The technology firm helped trucking companies manage 600 million documents in 2018, and expects to manage close to 1 billion documents for its customers this year, Burke said.

He attributed the expected increase to freight brokers around the country using more small carriers: “The four-truck guys, the 12-truck guys, the 20-truck guys.”

Transflo, a business unit of Pegasus TransTech, offers a range of software and services for the trucking industry, including Transflo DocuType, an automated document classification and indexing system.

In the less-than-truckload sector, document management has some differences and some parallels. A difference is that bills of lading and proofs of delivery are always separate documents, said Ben Wiesen, president of Carrier Logistics, a management software provider for LTL companies.

“One thing LTL is trying to do is get away from those documents,” Wiesen said. “It’s unwieldy to manage all those pieces of paper.”

That’s why LTL companies have deployed electronic signature capture, Wiesen noted.

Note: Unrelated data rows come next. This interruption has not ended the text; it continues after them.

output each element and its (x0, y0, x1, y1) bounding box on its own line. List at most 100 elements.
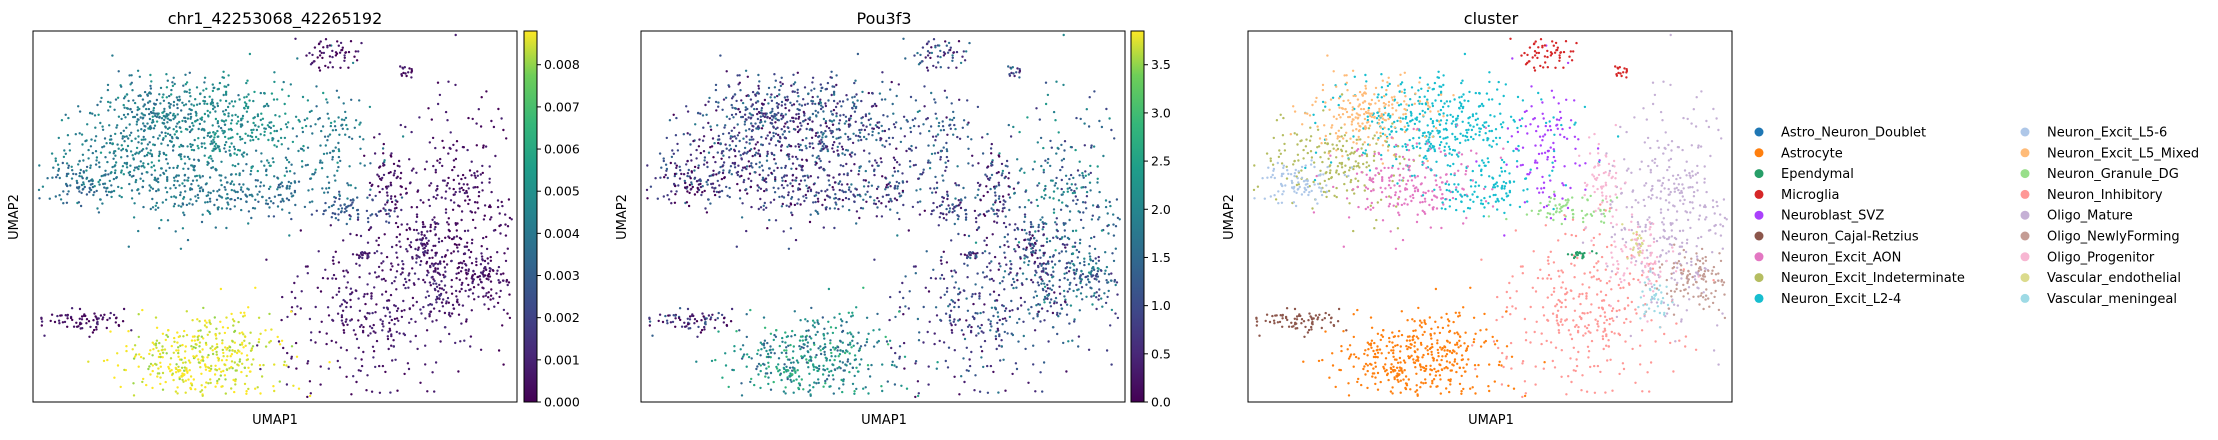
cell-point (904, 305, 906, 307)
cell-point (42, 186, 44, 188)
cell-point (344, 300, 346, 302)
cell-point (243, 152, 245, 154)
cell-point (437, 82, 439, 84)
cell-point (763, 190, 765, 192)
cell-point (894, 383, 896, 385)
cell-point (144, 125, 146, 127)
cell-point (165, 135, 167, 137)
cell-point (384, 280, 386, 282)
cell-point (142, 165, 144, 167)
cell-point (798, 183, 800, 185)
cell-point (447, 182, 449, 184)
cell-point (402, 300, 404, 302)
cell-point (505, 260, 507, 262)
cell-point (237, 163, 239, 165)
cell-point (434, 270, 436, 272)
cell-point (1072, 253, 1074, 255)
cell-point (420, 242, 422, 244)
cell-point (334, 125, 336, 127)
cell-point (899, 291, 901, 293)
cell-point (212, 139, 214, 141)
cell-point (276, 177, 278, 179)
cell-point (1101, 229, 1103, 231)
cell-point (435, 319, 437, 321)
cell-point (307, 265, 309, 267)
cell-point (247, 222, 249, 224)
cell-point (461, 267, 463, 269)
cell-point (411, 267, 413, 269)
cell-point (94, 140, 96, 142)
cell-point (277, 140, 279, 142)
cell-point (435, 189, 437, 191)
cell-point (1105, 206, 1107, 208)
cell-point (287, 121, 289, 123)
panel-1-colorbar-gradient (524, 31, 537, 402)
cell-point (182, 212, 184, 214)
cell-point (438, 310, 440, 312)
cell-point (500, 273, 502, 275)
cell-point (175, 367, 177, 369)
panel-2-title: Pou3f3 (857, 9, 912, 28)
cell-point (402, 263, 404, 265)
cell-point (954, 182, 956, 184)
cell-point (1093, 145, 1095, 147)
cell-point (894, 159, 896, 161)
cell-point (853, 105, 855, 107)
cell-point (847, 136, 849, 138)
cell-point (1073, 277, 1075, 279)
cell-point (391, 359, 393, 361)
cell-point (235, 173, 237, 175)
cell-point (193, 149, 195, 151)
cell-point (192, 336, 194, 338)
cell-point (310, 392, 312, 394)
cell-point (1095, 275, 1097, 277)
cell-point (489, 268, 491, 270)
cell-point (1011, 309, 1013, 311)
cell-point (845, 94, 847, 96)
cell-point (277, 186, 279, 188)
cell-point (810, 189, 812, 191)
cell-point (728, 118, 730, 120)
cell-point (326, 139, 328, 141)
cell-point (500, 117, 502, 119)
cell-point (797, 143, 799, 145)
cell-point (781, 180, 783, 182)
cell-point (406, 229, 408, 231)
cell-point (104, 173, 106, 175)
cell-point (774, 86, 776, 88)
cell-point (700, 194, 702, 196)
cell-point (1060, 144, 1062, 146)
cell-point (465, 264, 467, 266)
cell-point (165, 154, 167, 156)
cell-point (190, 116, 192, 118)
cell-point (271, 92, 273, 94)
cell-point (239, 332, 241, 334)
cell-point (350, 204, 352, 206)
cell-point (905, 150, 907, 152)
cell-point (221, 130, 223, 132)
cell-point (431, 371, 433, 373)
cell-point (313, 173, 315, 175)
cell-point (972, 164, 974, 166)
cell-point (1050, 274, 1052, 276)
cell-point (1109, 324, 1111, 326)
cell-point (273, 363, 275, 365)
cell-point (186, 145, 188, 147)
cell-point (715, 101, 717, 103)
cell-point (877, 186, 879, 188)
cell-point (356, 59, 358, 61)
cell-point (228, 102, 230, 104)
cell-point (185, 345, 187, 347)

As in the truckload industry, “In order to complete these tech solutions, we have to integrate disparate systems in a way that the end-user experience is seamless,” Wiesen said. Carrier Logistics partners with DDC FPO, a provider of business-process outsourcing for the transportation industry.

“Over the last seven years or so, DDC and CLI have had an informal partnership, in which DDC fulfills data entry and processing needs for CLI’s carrier clients,” said Chad Crotty, vice president of sales for DDC in North America. The company’s AI service, DDC Intelligence, was launched in 2014 and has received several updates since.